3. **Exploratory Data Analysis (EDA)**:
   EDA involves visualizing and analyzing the data to understand its characteristics. Common EDA techniques include:

   - **Plotting Time Series Data**: Visualize the monthly sales data using line plots to identify trends, seasonality, and other patterns.
   - **Descriptive Statistics**: Compute summary statistics such as mean, median, and standard deviation to understand the central tendency and variability of the sales data.

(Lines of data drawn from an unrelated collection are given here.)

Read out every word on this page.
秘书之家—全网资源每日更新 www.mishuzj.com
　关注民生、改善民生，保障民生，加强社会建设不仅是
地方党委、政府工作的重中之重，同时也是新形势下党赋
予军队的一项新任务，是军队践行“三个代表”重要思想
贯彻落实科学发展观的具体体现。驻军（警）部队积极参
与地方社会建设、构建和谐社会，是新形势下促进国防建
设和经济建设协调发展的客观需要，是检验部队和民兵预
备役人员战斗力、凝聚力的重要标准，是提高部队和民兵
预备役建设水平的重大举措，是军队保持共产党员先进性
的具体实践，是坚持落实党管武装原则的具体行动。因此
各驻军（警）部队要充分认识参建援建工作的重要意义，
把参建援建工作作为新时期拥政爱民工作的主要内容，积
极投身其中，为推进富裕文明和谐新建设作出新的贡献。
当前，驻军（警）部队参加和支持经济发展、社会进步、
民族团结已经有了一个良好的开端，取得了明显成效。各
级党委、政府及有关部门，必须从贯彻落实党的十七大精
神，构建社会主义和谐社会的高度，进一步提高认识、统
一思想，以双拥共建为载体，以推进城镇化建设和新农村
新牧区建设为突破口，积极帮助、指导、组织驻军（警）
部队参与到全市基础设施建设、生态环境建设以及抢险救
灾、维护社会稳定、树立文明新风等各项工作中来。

4. **Feature Engineering**:

   - **Creating Lag Features**: Generate lagged features to capture the relationship between current and past observations. This involves shifting the values of the target variable (sales) by a certain number of time periods (months) using the `shift()` function in pandas.

5. **Train-Test Split**:

   - Split the dataset into training and testing sets to evaluate the model's performance. Typically, a portion of the data (e.g., 80%) is used for training, and the remaining portion (e.g., 20%) is used for testing.

6. **Data Scaling**:

   - Scale the data to ensure all features have the same scale, which helps improve the convergence of the optimization algorithm during model training. MinMaxScaler is commonly used to scale the data to a specified range, such as (-1, 1).

7. **Model Training**:

   - Train a linear regression model to forecast future sales based on historical data. In linear regression, the relationship between the dependent variable (sales) and independent variables (lag features) is modeled using a linear equation:
     \[ y = \beta_0 + \beta_1 x_1 + \beta_2 x_2 + ... + \beta_n x_n + \epsilon \]
     where \( y \) is the predicted sales value, \( \beta_0 \) is the intercept, \( \beta_i \) are the coefficients (weights), \( x_i \) are the lag features, and \( \epsilon \) is the error term.

8. **Model Evaluation**:

   - Evaluate the performance of the linear regression model using metrics such as:
     - **Mean Squared Error (MSE)**: Measures the average squared difference between the predicted and actual sales values.
     - **Mean Absolute Error (MAE)**: Measures the average absolute difference between the predicted and actual sales values.
     - **R-squared (R2) Score**: Represents the proportion of the variance in the dependent variable (sales) that is explained by the independent variables (lag features).

9. **Prediction**:

   - Use the trained linear regression model to make predictions on future sales data. Predictions are generated based on the lag features and combined with the actual sales values to produce the final forecast.

10. **Visualization**:
    - Visualize the predicted sales values alongside the actual sales values using line plots. This allows stakeholders to assess the accuracy of the forecasting model and make informed decisions based on the forecasts.

Overall, time series forecasting using a linear regression model involves a systematic process of data preprocessing, model training, evaluation, and prediction to generate insights and inform decision-making.